Could cannabis help?

Dr. Wei-Ni Lin Curry published a first-person account documenting her own use of therapeutic cannabis to alleviate symptoms of hyperemesis gravidarum (HG), a potentially life-threatening condition characterized by severe nausea and vomiting, malnutrition, and weight loss during pregnancy. (While general nausea and vomiting, colloquially known as ‘morning sickness,’ is experienced by an estimate 70 to 80 percent of all expectant mothers, approximately 1 to 2 percent are struck with the persistent vomiting and wasting associated with HG.) Curry recounts:

“Within two weeks of my daughter’s conception, I became desperately nauseated and vomited throughout the day and night. … I vomited bile of every shade, and soon began retching up blood. … I felt so helpless and distraught that I went to the abortion clinic twice, but both times I left without going through the with procedure. … Finally I decide to try medical cannabis. … Just one to two little puffs at night, and if I needed in the morning, resulted in an entire day of wellness. I went from not eating, not drinking, not functioning, and continually vomiting and bleeding from two orifices to being completely cured. … Not only did the cannabis save my [life] during the duration of my hyperemesis, it saved the life of the child within my womb.”

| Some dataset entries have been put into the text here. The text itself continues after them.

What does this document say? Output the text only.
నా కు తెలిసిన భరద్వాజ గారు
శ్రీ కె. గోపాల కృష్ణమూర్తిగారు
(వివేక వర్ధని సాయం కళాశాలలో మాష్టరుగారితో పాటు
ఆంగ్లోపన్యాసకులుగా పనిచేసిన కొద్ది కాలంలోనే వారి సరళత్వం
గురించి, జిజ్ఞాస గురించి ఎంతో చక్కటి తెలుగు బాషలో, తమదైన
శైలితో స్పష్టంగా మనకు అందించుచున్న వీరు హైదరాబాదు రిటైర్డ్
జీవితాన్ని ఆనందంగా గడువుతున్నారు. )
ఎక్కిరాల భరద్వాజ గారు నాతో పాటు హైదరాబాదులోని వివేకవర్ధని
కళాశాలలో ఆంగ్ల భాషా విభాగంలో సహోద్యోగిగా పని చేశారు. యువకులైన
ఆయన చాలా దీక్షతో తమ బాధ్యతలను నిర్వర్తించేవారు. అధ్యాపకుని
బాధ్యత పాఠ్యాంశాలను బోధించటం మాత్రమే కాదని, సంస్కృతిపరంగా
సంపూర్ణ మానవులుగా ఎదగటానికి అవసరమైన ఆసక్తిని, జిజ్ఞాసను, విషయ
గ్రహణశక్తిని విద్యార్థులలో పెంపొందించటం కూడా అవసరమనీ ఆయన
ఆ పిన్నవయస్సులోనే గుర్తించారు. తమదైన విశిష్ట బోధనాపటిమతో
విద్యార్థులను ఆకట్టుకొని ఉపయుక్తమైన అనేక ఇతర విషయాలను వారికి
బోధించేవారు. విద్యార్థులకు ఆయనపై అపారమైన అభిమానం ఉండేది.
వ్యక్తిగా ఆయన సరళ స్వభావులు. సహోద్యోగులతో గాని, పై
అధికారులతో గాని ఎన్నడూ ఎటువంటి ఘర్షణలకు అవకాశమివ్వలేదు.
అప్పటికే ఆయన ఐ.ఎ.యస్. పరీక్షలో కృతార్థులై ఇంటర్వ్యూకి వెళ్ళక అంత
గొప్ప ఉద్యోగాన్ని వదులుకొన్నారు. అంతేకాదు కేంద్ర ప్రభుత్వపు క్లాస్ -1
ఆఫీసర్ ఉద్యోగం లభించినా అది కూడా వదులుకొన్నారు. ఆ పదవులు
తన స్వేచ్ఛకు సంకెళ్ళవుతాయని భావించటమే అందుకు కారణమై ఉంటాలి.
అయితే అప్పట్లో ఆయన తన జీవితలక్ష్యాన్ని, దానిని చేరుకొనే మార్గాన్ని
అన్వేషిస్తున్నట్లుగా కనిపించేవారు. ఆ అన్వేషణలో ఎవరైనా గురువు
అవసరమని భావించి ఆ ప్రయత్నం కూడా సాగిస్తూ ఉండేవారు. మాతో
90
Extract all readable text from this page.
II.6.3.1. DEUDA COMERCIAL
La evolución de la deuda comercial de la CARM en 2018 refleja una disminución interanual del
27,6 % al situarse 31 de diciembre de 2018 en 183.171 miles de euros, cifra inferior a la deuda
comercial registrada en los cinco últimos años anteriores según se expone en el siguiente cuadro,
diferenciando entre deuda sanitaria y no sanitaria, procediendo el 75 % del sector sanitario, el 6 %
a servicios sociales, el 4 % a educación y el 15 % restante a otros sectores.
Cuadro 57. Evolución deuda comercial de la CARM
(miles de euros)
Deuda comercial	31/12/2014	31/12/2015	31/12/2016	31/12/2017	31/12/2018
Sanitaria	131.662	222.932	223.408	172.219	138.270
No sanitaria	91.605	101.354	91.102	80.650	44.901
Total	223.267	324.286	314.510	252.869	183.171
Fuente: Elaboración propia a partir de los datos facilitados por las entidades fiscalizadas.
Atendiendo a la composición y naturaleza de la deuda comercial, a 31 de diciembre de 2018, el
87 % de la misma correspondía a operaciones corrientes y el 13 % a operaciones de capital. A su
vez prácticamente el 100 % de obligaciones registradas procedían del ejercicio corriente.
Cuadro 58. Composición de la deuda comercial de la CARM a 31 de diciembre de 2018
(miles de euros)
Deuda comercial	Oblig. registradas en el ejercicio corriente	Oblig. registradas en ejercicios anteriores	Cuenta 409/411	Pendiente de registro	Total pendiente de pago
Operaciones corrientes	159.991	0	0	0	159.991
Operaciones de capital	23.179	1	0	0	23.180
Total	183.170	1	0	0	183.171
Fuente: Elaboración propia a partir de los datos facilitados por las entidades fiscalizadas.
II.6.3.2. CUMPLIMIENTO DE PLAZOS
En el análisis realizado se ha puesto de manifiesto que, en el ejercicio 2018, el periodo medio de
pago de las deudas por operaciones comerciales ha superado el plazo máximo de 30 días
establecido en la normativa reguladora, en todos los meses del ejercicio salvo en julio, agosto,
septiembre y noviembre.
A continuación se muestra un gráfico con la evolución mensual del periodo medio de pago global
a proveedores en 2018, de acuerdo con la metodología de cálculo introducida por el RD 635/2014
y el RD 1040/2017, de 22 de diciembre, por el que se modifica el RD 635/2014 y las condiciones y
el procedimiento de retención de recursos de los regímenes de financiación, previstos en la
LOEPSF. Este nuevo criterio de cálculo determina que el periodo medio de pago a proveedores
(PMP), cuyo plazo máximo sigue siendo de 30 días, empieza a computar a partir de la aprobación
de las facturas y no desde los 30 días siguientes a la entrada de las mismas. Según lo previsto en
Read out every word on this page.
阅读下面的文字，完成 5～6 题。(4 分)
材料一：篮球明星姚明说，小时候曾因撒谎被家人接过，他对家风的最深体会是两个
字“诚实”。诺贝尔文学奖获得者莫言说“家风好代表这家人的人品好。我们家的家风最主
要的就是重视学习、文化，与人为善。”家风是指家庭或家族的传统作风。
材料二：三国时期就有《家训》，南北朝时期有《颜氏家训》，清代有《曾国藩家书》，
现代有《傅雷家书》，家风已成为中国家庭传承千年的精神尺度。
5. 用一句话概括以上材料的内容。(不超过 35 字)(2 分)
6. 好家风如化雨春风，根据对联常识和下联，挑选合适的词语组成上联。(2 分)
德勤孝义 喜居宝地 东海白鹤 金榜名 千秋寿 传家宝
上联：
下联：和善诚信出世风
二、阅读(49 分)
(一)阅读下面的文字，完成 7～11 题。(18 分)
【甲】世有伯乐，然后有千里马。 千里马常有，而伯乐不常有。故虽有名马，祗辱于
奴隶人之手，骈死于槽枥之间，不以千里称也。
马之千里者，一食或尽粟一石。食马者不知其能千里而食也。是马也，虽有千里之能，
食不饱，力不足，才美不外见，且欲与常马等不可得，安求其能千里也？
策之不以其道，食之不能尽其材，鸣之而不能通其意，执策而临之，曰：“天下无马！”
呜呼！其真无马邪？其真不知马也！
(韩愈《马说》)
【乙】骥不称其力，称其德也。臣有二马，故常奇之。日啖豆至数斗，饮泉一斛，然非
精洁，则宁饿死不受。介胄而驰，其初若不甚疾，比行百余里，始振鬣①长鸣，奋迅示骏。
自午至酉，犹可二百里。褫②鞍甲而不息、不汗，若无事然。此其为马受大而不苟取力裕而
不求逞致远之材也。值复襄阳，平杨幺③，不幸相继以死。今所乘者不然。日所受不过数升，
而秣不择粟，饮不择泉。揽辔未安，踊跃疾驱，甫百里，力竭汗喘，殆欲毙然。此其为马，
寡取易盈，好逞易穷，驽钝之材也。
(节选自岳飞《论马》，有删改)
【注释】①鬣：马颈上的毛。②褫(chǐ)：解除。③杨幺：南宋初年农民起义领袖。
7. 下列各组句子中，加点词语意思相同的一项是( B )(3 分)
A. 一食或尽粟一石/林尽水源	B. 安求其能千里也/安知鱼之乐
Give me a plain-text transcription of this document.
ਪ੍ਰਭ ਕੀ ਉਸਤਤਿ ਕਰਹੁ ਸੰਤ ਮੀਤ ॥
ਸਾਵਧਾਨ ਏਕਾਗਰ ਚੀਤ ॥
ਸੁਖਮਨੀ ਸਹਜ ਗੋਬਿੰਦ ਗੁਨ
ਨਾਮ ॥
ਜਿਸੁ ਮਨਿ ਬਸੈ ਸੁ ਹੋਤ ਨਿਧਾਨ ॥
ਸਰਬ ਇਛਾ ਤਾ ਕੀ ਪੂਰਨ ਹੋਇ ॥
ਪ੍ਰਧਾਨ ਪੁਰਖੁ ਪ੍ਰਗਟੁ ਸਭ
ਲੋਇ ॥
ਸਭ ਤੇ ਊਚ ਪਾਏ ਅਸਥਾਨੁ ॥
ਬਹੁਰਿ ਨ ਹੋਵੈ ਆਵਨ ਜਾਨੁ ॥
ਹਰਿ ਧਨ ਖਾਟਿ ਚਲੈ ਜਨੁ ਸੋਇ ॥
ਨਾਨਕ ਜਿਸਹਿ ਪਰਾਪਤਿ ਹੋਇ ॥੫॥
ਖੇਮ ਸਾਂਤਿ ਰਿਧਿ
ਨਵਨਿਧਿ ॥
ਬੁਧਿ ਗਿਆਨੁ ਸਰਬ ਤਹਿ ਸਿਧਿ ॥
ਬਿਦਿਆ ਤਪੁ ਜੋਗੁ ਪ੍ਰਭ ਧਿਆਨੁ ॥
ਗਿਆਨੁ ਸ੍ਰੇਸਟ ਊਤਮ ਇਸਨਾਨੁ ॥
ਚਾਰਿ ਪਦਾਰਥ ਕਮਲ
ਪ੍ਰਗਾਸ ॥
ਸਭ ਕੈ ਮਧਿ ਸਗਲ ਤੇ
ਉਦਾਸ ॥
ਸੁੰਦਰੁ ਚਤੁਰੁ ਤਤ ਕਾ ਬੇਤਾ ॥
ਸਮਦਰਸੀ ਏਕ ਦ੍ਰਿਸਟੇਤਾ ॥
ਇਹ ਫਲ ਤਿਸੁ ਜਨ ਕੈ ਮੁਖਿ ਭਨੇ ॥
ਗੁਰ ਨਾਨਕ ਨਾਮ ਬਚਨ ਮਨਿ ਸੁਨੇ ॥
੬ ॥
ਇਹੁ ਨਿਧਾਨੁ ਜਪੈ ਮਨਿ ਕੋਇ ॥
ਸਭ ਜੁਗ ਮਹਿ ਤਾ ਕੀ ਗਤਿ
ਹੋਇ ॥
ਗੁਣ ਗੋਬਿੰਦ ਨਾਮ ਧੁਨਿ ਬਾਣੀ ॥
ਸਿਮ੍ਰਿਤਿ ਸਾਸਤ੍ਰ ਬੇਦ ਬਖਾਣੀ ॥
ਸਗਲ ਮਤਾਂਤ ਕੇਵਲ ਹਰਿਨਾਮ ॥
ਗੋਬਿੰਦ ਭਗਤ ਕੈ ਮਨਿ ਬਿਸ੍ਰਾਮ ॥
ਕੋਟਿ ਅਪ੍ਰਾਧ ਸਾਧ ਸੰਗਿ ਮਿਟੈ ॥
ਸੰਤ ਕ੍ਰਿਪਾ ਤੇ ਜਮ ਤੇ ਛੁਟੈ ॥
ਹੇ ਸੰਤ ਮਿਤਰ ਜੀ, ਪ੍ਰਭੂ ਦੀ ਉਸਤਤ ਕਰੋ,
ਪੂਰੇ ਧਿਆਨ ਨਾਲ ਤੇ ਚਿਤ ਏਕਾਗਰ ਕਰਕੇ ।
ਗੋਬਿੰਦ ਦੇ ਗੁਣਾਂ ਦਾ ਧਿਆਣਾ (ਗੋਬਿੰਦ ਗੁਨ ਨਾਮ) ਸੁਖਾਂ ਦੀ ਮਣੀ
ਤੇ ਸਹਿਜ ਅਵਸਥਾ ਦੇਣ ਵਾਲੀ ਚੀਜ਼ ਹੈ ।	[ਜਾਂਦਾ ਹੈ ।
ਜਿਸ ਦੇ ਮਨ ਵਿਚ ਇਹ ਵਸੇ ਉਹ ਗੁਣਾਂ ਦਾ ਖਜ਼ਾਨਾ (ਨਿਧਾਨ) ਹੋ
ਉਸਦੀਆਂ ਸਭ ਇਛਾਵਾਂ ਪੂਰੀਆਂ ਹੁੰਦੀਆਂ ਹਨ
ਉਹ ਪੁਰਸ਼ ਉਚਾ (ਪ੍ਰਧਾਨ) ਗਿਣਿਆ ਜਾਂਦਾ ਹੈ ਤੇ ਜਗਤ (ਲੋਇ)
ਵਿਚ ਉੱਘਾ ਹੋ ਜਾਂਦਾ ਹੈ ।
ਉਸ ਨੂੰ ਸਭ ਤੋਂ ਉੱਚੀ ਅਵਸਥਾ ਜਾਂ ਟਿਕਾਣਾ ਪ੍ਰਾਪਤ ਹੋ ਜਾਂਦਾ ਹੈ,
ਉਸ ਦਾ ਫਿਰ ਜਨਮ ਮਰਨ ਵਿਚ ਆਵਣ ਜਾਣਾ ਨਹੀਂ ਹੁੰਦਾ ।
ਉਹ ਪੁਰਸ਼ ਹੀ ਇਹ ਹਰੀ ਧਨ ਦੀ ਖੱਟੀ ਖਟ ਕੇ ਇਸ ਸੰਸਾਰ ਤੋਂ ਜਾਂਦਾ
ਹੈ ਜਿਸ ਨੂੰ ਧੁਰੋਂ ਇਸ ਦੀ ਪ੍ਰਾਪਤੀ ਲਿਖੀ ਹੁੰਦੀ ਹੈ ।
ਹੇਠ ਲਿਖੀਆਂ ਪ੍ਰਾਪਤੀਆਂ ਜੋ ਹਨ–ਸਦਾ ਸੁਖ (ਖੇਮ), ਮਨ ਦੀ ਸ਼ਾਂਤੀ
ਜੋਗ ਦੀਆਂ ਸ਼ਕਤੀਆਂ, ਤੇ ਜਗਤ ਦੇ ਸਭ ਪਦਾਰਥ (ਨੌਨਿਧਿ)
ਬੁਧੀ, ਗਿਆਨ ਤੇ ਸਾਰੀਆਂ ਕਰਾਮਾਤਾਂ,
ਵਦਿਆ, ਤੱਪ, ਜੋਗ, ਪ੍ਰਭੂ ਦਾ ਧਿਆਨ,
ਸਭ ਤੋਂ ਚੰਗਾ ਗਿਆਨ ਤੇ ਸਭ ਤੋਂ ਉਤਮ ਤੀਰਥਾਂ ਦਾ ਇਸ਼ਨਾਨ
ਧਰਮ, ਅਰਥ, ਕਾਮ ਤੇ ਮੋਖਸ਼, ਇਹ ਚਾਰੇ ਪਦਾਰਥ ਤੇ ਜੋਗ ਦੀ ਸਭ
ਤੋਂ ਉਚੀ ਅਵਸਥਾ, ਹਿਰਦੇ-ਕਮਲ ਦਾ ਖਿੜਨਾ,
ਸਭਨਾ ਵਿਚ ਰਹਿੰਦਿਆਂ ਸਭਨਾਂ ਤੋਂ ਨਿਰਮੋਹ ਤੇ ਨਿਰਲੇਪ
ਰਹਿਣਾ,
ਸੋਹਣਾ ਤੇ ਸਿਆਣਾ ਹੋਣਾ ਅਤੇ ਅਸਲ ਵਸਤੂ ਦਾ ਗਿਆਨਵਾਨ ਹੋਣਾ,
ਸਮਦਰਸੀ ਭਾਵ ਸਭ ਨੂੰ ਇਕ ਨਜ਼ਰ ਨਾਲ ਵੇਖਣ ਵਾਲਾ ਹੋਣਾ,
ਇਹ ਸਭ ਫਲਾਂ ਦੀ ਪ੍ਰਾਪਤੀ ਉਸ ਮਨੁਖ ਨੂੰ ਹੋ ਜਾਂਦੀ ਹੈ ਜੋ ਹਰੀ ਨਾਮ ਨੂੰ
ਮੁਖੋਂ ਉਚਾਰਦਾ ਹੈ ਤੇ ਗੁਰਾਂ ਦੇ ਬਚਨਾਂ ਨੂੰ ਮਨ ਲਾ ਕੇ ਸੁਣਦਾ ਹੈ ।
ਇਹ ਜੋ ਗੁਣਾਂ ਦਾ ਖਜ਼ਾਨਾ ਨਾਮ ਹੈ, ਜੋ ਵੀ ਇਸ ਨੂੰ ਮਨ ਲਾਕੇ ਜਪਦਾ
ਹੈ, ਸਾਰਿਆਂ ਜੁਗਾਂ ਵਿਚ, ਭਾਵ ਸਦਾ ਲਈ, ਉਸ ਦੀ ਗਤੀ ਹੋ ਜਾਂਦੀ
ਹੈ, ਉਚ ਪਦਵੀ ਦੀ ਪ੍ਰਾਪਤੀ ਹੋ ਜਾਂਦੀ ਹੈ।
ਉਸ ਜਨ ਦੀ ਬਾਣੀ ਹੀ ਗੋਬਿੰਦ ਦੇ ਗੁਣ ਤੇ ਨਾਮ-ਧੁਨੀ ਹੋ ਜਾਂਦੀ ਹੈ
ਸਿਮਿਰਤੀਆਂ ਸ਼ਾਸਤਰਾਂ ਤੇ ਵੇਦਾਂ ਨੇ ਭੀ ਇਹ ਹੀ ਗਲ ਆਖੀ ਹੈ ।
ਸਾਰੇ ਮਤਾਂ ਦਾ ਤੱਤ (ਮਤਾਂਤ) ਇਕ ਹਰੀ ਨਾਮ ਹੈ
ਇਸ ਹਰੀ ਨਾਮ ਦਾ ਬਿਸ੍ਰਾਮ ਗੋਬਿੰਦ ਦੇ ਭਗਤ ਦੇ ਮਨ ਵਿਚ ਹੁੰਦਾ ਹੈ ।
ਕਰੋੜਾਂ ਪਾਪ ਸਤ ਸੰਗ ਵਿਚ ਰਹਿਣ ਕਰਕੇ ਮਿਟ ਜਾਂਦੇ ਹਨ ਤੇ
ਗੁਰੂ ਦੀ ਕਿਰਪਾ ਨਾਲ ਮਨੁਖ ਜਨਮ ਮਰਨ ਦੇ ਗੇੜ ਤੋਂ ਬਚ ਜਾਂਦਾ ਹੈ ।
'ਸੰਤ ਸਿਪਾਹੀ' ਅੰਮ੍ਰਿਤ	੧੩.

Most recently, survey data collected by the directors of the Vancouver Island Compassion Society (The VICS) and the BC Compassion Club and published in the journal Complementary Therapies in Clinical Practice reported that cannabis is therapeutic in the treatment of both morning sickness and HG. Of the 84 women who responded to the anonymous questionnaire, 36 said that they had used cannabis intermittently during their pregnancy to treat symptoms of vomiting, nausea, and appetite loss. Of these, 92 percent said that cannabis was “extremely effective” or “effective” in combating their symptoms. Investigators noted that although most women chose to self-administer cannabis by smoking, many (31 percent) also reported consuming hempen edibles, and eight percent reported using cannabis-based oils or tinctures.